If you owe me money, I feel bitter nagging you about it. If I owe you money, it makes me feel worried and embarrassed. These situations are so stressful and uncomfortable that most people I talked to about sharing costs have come up with two less than ideal solutions:
Some say, “You shouldn’t ask for the money back – just consider it a gift”. The problem is, the study found the average person is owed nearly $450 (around £300) in unpaid IOUs from friends and family. If you’re keeping track at home, that‘s about $50 billion dollars (or £33 billion) globally. And it doesn’t take a happiness researcher like me to tell you, if you received £300 tomorrow you’d be pretty happy.
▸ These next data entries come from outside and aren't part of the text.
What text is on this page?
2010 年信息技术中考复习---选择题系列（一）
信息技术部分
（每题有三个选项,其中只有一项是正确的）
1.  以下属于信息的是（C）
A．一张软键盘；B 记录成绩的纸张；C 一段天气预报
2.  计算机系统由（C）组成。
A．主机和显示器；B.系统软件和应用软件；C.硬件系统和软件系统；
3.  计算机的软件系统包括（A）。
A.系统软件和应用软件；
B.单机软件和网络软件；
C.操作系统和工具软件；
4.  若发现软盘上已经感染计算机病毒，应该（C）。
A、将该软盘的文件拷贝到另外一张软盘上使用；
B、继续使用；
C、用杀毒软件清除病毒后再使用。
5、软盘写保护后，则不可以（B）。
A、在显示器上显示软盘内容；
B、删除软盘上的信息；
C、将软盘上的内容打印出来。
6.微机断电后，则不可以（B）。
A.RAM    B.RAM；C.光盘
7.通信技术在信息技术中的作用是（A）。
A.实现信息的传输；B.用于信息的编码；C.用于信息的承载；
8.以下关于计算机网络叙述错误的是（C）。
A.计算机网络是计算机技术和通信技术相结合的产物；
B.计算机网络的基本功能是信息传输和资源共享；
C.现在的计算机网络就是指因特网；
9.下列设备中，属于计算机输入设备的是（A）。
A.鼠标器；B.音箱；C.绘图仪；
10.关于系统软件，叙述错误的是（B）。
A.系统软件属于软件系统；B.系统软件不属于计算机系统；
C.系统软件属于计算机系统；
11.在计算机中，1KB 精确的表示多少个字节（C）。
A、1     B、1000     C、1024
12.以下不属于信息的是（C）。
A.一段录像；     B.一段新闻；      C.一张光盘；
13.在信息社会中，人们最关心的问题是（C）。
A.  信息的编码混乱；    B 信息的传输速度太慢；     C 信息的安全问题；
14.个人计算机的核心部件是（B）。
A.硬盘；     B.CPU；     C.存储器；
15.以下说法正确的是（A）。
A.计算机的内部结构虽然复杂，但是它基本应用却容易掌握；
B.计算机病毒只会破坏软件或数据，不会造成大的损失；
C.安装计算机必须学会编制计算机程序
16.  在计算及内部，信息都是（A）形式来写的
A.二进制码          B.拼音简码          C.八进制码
You might tell yourself that loan or dinner check you covered is a gift, but that probably won’t prevent you from feeling angry that your buddy never paid you back.
Other people I spoke with said, “Just pay for yourself and don’t loan money”. But are you really going to be that guy who asks for a separate bill at dinner or pulls out his calculator at the bar? Have fun with that. It’s so quick and easy these days to reimburse someone using digital peer-to-peer (P2P) payments with a click of your smartphone, you can avoid those awkward conversations around IOUs. In fact, one third of people surveyed prefer a digital wallet to a traditional one – they like to skip a trip to the cash point.
Two fields of psychology called “positive psychology” and “the psychology of spending” give us better ways to navigate these potential hassles around owing money. Nothing is more important to your happiness (and personal finance) than maintaining strong friendships and being connected to your family, so what does science tell us about sharing costs and being a good friend?
- If you’re in a situation where you owe people money or have been lending money to friends, talking about it can be really uncomfortable. But an awkward conversation is better than losing a friend over an IOU. My advice: pay back the money you owe quickly, and don’t be afraid to ask for yours.
- Better yet: never talk about IOUs again. Use digital P2P payment options like PayPal.Me or Venmo to avoid awkward conversations and get paid back quickly and securely.
- If you have let an awkward IOU situation go on too long, once the debt is settled you might need to do some damage control to ensure your friendship is strong. This doesn’t have to be a major emotional experience, but getting paid back will be invaluable to regaining some of the trust that was lost.
Seriously, don’t lose a friend over an IOU. Pay back the money you owe your family and friends promptly. That way, you don’t even need to talk about it. You can start planning what you are going to do with that extra £300 you have coming your way, and you’ll never have to wonder if you are a social bomb.